Another point raised is that the duration of OSAS could account for some of the correlations evaluated in this work (Petrosyan et al. 2008). The definition of OSAS depends on an apneic episode of at least 10 s. Surely, the oxidative stress markers and organic consequences are dependent on time of exposure to hypoxic states. The whole time can be achieved by prolonged episodes of apnea or by the sum of shorter periods of apnea with a higher frequency. The usual classification uses as standard parameter the frequency of apneic/hypopneic periods in an hour. However, less episodes with larger time of apnea would also count. That is a valid concept which we did not apply in our work due to limits of valid protocols. Doubtlessly, it is worthy to stratify these patients not only by frequency but by duration of each apnea, and it will be the target for future discussions.

Conclusion

OSAS patients complain of daytime symptoms, with predominance of sleepiness, and nocturnal symptoms, with prevalence of snoring, nightmares, and insomnia. They showed increased superoxide production and decreased levels of serum nitrite and nitrate, objective signs of a state of oxidative stress. The greater the severity of OSAS, the more serious was the state of oxidative stress and the higher the incidence of daytime symptoms, particularly sleepiness, and depressive and anxiety symptoms.
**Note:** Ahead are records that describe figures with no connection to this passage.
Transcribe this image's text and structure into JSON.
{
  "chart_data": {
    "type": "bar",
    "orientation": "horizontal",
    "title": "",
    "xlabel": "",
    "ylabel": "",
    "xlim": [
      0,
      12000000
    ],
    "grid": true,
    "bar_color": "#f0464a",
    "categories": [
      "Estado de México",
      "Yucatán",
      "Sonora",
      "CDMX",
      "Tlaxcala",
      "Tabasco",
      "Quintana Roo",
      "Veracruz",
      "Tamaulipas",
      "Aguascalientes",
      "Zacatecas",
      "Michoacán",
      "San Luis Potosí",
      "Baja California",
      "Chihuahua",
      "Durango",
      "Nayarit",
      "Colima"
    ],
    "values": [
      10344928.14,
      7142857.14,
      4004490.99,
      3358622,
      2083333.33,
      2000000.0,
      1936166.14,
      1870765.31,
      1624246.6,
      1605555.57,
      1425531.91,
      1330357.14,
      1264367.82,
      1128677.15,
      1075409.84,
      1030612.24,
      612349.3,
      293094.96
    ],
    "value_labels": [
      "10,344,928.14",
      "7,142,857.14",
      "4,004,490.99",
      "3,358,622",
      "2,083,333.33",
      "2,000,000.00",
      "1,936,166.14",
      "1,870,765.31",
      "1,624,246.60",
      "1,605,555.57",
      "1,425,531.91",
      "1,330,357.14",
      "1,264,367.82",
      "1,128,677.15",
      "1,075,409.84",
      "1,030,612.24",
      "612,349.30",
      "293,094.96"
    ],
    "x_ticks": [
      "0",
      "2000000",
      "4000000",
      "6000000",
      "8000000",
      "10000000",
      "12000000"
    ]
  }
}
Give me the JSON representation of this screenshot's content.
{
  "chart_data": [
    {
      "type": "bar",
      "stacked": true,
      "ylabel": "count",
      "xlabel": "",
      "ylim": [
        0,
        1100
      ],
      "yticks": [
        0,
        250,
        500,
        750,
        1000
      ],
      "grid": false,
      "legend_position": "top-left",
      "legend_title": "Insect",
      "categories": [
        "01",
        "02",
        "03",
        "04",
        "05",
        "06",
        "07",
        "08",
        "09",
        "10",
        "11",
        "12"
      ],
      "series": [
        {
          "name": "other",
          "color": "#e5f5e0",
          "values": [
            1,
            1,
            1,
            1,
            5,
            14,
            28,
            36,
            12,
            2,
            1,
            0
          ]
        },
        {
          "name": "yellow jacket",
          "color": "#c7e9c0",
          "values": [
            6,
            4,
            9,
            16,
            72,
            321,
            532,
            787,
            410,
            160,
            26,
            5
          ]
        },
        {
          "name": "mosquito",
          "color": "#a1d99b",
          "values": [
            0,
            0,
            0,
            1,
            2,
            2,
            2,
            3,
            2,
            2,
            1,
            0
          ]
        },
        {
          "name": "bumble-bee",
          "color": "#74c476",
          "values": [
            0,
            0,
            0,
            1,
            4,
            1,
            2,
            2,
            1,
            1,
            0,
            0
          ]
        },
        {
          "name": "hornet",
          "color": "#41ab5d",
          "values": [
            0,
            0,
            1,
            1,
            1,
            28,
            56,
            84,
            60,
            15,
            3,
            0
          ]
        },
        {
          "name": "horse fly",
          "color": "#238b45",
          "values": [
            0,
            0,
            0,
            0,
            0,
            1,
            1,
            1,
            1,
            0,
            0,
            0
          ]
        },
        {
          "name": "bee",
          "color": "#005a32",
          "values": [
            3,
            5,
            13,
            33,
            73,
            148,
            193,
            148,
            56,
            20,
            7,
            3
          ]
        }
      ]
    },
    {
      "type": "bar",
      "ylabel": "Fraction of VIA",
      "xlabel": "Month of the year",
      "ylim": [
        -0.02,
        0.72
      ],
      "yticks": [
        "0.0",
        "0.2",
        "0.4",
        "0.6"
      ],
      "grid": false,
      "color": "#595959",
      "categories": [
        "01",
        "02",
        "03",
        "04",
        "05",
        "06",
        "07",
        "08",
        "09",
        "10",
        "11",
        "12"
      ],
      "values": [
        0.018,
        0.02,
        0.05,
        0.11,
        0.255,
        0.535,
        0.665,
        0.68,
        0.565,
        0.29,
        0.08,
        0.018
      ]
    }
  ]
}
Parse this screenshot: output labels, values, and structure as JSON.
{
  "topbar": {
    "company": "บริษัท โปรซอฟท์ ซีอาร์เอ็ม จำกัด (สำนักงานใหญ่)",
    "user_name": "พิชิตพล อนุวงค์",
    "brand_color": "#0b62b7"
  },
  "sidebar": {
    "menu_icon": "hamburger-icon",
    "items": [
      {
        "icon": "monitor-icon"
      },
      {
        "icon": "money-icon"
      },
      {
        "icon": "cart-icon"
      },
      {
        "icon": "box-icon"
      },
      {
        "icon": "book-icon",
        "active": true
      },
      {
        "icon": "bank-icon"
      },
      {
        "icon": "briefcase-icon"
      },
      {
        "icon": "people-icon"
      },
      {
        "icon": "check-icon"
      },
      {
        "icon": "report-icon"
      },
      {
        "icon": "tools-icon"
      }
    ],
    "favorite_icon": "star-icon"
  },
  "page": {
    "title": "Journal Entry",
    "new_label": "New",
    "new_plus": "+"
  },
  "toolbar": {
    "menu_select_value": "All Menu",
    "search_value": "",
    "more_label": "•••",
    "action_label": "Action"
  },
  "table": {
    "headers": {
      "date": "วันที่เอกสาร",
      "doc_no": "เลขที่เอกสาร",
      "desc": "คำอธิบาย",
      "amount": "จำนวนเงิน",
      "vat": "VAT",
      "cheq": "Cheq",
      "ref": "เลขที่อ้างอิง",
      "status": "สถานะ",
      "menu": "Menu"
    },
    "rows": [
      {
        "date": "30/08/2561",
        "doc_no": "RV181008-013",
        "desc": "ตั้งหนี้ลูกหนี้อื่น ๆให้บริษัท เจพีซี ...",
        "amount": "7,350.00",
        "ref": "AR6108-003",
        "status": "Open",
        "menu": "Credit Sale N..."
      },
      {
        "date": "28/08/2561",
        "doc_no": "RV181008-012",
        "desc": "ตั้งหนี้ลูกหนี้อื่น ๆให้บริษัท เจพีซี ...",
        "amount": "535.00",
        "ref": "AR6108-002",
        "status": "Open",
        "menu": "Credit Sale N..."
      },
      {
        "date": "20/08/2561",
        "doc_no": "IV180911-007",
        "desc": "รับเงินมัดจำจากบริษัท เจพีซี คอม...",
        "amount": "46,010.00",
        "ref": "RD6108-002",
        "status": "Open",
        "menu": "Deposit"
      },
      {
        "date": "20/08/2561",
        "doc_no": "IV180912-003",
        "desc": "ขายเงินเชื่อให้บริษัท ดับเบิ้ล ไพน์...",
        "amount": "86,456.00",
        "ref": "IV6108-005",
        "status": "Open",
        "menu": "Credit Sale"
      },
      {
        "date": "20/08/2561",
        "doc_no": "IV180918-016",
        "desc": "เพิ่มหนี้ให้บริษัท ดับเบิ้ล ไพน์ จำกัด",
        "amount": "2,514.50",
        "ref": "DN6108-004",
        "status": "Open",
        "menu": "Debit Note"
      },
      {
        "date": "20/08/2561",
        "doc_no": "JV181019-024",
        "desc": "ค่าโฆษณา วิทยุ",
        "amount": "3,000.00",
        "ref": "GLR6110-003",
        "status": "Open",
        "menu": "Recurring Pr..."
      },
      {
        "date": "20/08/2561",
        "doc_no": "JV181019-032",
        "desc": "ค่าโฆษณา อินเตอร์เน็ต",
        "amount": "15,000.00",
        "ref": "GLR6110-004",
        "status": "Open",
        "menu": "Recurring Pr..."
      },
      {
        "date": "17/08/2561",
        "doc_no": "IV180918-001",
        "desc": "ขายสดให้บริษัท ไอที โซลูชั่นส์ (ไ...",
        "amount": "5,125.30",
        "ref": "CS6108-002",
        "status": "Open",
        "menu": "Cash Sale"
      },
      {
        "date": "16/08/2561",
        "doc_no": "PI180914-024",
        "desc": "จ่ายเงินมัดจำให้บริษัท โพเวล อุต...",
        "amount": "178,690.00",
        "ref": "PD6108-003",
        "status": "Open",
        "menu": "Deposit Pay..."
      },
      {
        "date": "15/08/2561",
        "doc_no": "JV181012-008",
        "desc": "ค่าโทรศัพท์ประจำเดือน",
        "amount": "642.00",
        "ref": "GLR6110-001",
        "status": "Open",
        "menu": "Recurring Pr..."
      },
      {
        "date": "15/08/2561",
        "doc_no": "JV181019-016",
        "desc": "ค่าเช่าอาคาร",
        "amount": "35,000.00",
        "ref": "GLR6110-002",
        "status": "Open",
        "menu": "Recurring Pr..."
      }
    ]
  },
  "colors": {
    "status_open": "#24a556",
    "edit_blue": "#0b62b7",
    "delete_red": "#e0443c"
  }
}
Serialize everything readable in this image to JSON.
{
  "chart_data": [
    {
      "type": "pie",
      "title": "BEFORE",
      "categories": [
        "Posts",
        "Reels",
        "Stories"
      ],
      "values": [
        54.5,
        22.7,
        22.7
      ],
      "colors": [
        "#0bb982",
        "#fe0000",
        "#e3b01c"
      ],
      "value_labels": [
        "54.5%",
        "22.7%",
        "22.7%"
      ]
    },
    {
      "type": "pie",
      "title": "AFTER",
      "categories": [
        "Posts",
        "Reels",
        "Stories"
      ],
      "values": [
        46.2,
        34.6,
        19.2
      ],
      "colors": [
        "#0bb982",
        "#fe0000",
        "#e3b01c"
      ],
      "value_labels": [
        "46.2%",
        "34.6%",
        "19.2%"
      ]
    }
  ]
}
With increasing global prevalence of obesity and other risk factors for OSAS in the general population, investigating and treating OSAS and possible mutual interaction of comorbidities such as depression and anxiety disorders is an attitude of great clinical value. This allows preventing the perpetuation of the vicious cycle of feedback and choice of these clinical situations aware of therapeutic measures that can benefit and not harm the development of both pictures.

Future studies might explore the investigation of oxidative stress parameters as an alternative approach to anticipate symptoms, measure prognosis, and monitor OSAS progression or treatment response.